Want to buy that bottle of Johnnie Walker Explorers Club at an airport duty-free shop abroad before your return to the United States?
Maybe you've never splurged, since you don't want to place it into your checked baggage, as required for your connecting flight home.
Now there's a way.
The Transportation Safety Administration's 3-1-1 rule has been relaxed just a little bit starting Friday, for people coming to the United States from abroad. Travelers who buy alcohol or other liquids at those duty-free airport shops abroad can bring them into the United States on an international flight and carry them onto a connecting flight.
This slight relaxing of the TSA's 3-1-1 rule affects only some people returning home to the United States from other countries.

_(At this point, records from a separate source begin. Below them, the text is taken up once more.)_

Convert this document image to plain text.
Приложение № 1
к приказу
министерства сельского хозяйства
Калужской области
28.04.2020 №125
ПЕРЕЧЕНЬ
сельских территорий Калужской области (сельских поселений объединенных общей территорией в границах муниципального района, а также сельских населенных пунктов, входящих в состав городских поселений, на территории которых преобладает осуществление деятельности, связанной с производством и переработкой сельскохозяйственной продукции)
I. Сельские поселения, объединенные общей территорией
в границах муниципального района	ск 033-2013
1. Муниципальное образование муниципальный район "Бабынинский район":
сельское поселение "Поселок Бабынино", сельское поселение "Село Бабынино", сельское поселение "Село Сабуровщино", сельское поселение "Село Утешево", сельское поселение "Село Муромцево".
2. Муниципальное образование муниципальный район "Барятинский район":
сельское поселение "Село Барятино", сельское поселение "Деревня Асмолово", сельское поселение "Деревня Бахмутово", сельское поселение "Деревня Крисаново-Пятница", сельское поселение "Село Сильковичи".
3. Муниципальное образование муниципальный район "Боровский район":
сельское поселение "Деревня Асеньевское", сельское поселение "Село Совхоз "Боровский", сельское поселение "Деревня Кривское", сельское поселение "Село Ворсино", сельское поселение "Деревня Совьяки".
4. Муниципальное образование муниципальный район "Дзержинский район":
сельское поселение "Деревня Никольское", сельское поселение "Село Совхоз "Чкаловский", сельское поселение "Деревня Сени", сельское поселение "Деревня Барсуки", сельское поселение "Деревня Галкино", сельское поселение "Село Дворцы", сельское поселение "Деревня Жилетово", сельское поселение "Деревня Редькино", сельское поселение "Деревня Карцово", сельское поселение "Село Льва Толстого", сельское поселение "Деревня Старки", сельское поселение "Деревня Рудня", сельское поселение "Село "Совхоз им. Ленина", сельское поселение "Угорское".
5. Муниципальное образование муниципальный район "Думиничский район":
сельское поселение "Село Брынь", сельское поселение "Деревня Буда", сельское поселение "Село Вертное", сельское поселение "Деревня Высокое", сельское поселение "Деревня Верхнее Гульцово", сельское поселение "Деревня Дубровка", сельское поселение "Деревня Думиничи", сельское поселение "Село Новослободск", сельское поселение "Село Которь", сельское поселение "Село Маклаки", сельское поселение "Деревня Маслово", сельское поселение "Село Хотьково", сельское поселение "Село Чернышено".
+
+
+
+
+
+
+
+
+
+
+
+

Before January 31, a traveler who purchased wine at the Paris airport duty-free shop before flying to New York and on to Omaha, Nebraska, faced a dilemma. Once he cleared U.S. Customs in New York, the TSA required him to pack any liquids into his checked luggage before clearing TSA security to fly to Nebraska.
Now, the TSA will permit international travelers to carry liquids in excess of 100 mL in their carry-on baggage, "provided they were purchased in duty-free shops and placed in secure, tamper-evident bags (STEBs)," according to the TSA website.
The liquids must be screened and cleared by TSA checkpoint security officers, utilizing the same bottled liquid scanner technology that is used to screen medically necessary liquids in quantities greater than 3.4 ounces, according to a TSA official.
Just don't drink your duty-free booze on that flight to celebrate. That's still not allowed.
The safest bet is still to check your liquids. That's because the agency still reserves the right to not clear your favorite drink or lotion. Liquids in metallic, opaque or ceramic bottles or other containers that cannot be scanned properly will not be allowed in carry-on luggage.